• Trafficking in Fiction Versus Trafficking Facts

    By Pardis Mahdavi (Associate Professor of Anthropology at Pomona College) for the Provocations series, in conjunction with UCI’s “The Future of Truth” conference

    There is an age-old problem relating to truthfulness that seems to be rearing its head again in troubling ways.

    During my time conducting fieldwork in Iran, people often ridiculed a sharia-based decree that states that if there is an earthquake and a man from an upstairs apartment “falls into” a woman from a downstairs apartment, and that woman becomes pregnant, then the child resulting from that conception will not be a bastard as it will be a sign of God’s will.
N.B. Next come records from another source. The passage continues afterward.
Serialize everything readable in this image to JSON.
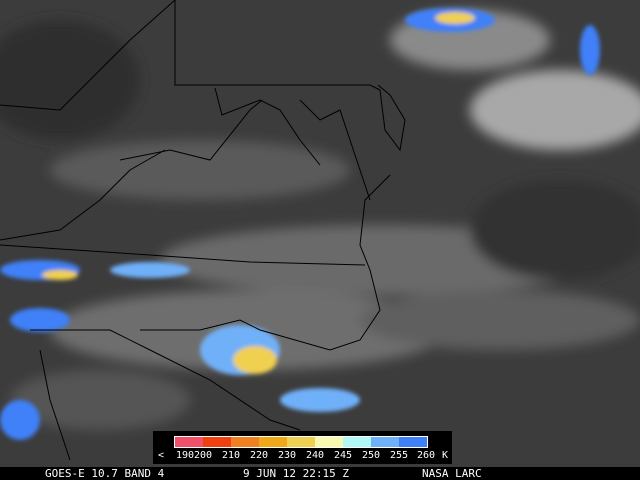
{
  "caption": {
    "satellite": "GOES-E 10.7 BAND 4",
    "datetime": "9 JUN 12 22:15 Z",
    "credit": "NASA LARC"
  },
  "legend": {
    "less_than": "<",
    "unit": "K",
    "labels": [
      "190",
      "200",
      "210",
      "220",
      "230",
      "240",
      "245",
      "250",
      "255",
      "260"
    ],
    "colors": [
      "#f05068",
      "#f04010",
      "#f08020",
      "#f0a818",
      "#f0d050",
      "#f8f8b0",
      "#b0f8f8",
      "#70b0f8",
      "#4080f8"
    ]
  }
}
    While it seems bizarre to make policies based on such an extreme, we appear to be doing this more often now, and with negative consequences. Specifically, we are making policies — on topics ranging from human trafficking to academic freedom — that are rooted in fiction. What I mean by this is not that the scenarios on which the policies are based couldn’t happen (although the Iran case is hard to imagine). But the fiction here is that extreme and exceptional cases are the norm.

    In my work on human trafficking, I have discovered that a lot of what shapes people’s thinking — and by extension policies — on human trafficking is an unlikely source: films like Taken. This film focuses on a young, wealthy, white teenage girl who is taken and trafficked while on vacation in Paris. In the end of the film we see the young woman being sold for her virginity by and to dark skinned men with Middle Eastern accents on a boat in the Persian Gulf. People who lobby for anti-trafficking legislature based on this overly simplistic portraiture haven’t thought through how far from representative of most actual human trafficking situations this film is. Most trafficking cases involve far more nuance and occur in industries such as domestic work, agricultural labor or in garment factories.

    In the U.S., we have passed laws empowering the Department of Homeland Security to refuse entry to hundreds and deport thousands on the basis of the possibility of threat that is tethered to religious and cultural backgrounds. President-elect Donald Trump has announced plans for a policy that would require all Muslims to “register.” An entire population of over one billion people has been deemed a threat (just look at the recent “Skittles” analogy provided by Eric Trump), and while it is true that some acts of terrorism are enacted by Muslims, it is also true that many are not. The exception is not the norm.

    On many American college campuses, including ones here in California, a series of policies are being proposed and enacted to address questions of academic freedom and harassment. Free speech advocates such as Greg Lukianoff and Jonathan Haidt raise alarm bells that “weak” students take offense at the slightest umbrage. They caution that schools should not rush to trample on academic freedom just to accommodate these “coddled” students. They praise the University of Chicago for issuing a letter to all students denouncing the concept of “safe spaces” and “trigger warnings.” But the examples cited are also based on extremes. Are students actually running away from classrooms because they are offended? Has any course content become less robust because of trigger warnings? For people on this side of the debate, any and all calls to be reflexive about pedagogy on the grounds of being attentive to diversity is seen as trampling on academic freedom, and thus policies should be enacted to protect academic freedom at all costs.

    The problem is that policies based on extreme exceptions are not only based in anecdotal evidence or made-up cinematic stories rather than robust data, but also have the outcome of hurting many people in the name of protection. In Dubai and around the world, women – whether in the sex industry or not – are frequently rounded up on raids that seek to “rescue” them but have the effect of making them susceptible to violence, exclusion, arrest, and deportation. The focus of trafficking policies on women and the sex industry has another effect of excluding men and women outside the sex industry who seek protections.

    To move to the recent example of policies on college campuses about academic freedom, the casualties of these extreme-based policies include more than just members of college communities. In this case, the troubling casualty is pluralism. To set up a conversation so that academic freedom and diversity are not only weaponized, but are wrongly pitted against one another, via treating extremes as norms, is to turn diversity into a type of danger. Rather than looking at how academic freedom is about amplifying all voices and making spaces safe, this framing ignores the hard work of diversity initiatives, and the effort it takes to create college campuses that are welcoming to all students and where difficult dialogues can be had.

    Do the extremes exist? Yes. Should we be crafting policies based on the fiction that those extremes are the norm? No. To do so would be to cause more casualties and undermine the project of furthering pluralism in what is already a polarized world.

     

    Provocations is a series produced in conjunction with “The Future of the Truth,” a UCI Forum for the Academy and the Public conference, staged in partnership with LARB, taking place in Irvine on February 3 and 4, 2017.